GAppA: Grid Appliance for the Archive (suspended)
GAppA is a software platform designed to provide remote access to the archived data and enable its cooperative processing by several computer clusters.
This project is suspended due to lack of resources. If you are interested in continuing it, please contact us.
Periodically the Portuguese Web Archive (PWA) crawls and archives web data. This information is a precious research resource that can be used accross different fields, such as History, Sociology or Linguistics.
Access mechanisms must be provided to enable the processing of the archived data. However, due to the large amounts of data involved, this processing may have computational requirements that cannot be supported by researchers.
GAppA is a software platform designed to provide remote access to the archived data and enable its cooperative processing by several computer clusters:
- Researchers will be able to execute their programs
using simultaneously the PWA and their own computers.
- On the other hand, the PWA system will be able to extend its processing capacity by using external computers.
A computer joins the cluster through the installation of a client application that submits jobs to the cluster. GAppA implements security measures so that the execution of the jobs does not compromise neither the integrity of the archived data nor the underlying infrastructure. One of these measures is to run jobs submitted by clusters external to the PWA in virtual machines.
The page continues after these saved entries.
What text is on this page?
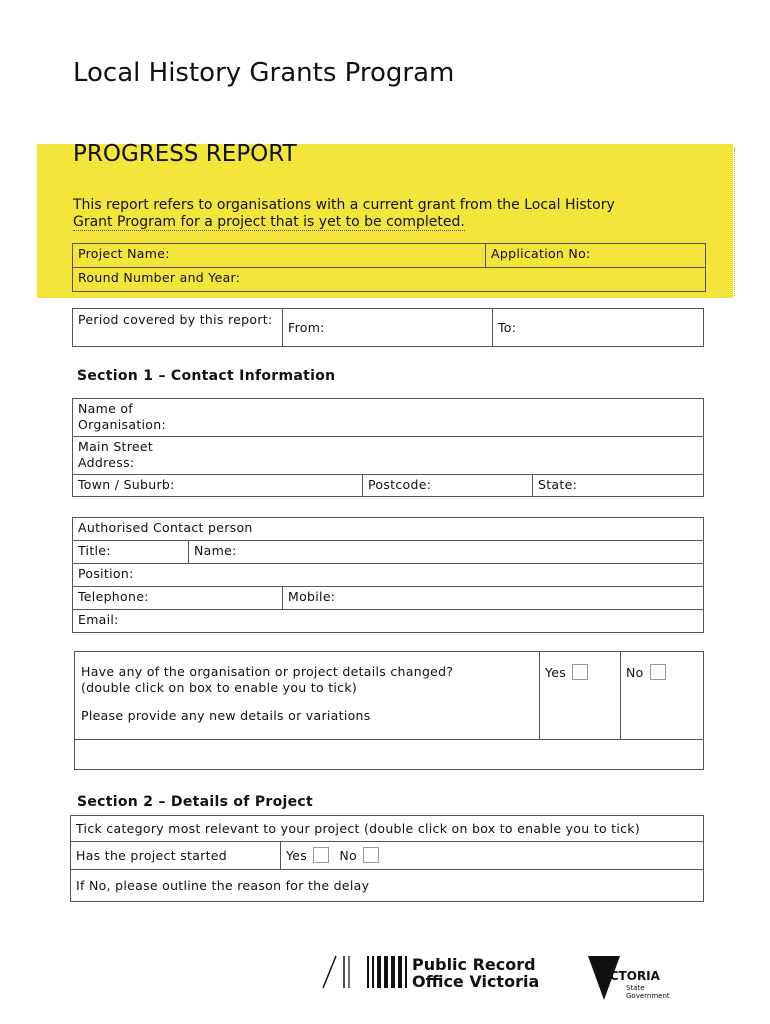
Local History Grants Program
PROGRESS REPORT
This report refers to organisations with a current grant from the Local History
Grant Program for a project that is yet to be completed.
Project Name:	Application No:
Round Number and Year:
Period covered by this report:	From:	To:
Section 1 – Contact Information
Name of Organisation:

Main Street Address:

Town / Suburb:	Postcode:	State:
Authorised Contact person		
Title:	Name:	
Position:		
Telephone:		Mobile:
Email:		
Have any of the organisation or project details changed?
(double click on box to enable you to tick)
Please provide any new details or variations
	Yes	No

Section 2 – Details of Project
Tick category most relevant to your project (double click on box to enable you to tick)
Has the project started	Yes	No
If No, please outline the reason for the delay
Public Record
Office Victoria	VICTORIA
State
Government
The PWA processing cluster is implemented using Hadoop and only jobs implementable with this technology can be executed. A GAppA prototype was configured using the IPOP Grid Appliance developed by the Advanced Computing and Information Systems Laboratory of the University of Florida. Hadoop On-Demand (HOD) is a system for provisioning virtual Hadoop clusters over a large physical cluster supported by the Apache Software Foundation.
The integration of the IPOP Grid Appliance with the Hadoop On-Demand platform is being studied to enable the dynamic extension of the virtual cluster of computers that execute the jobs.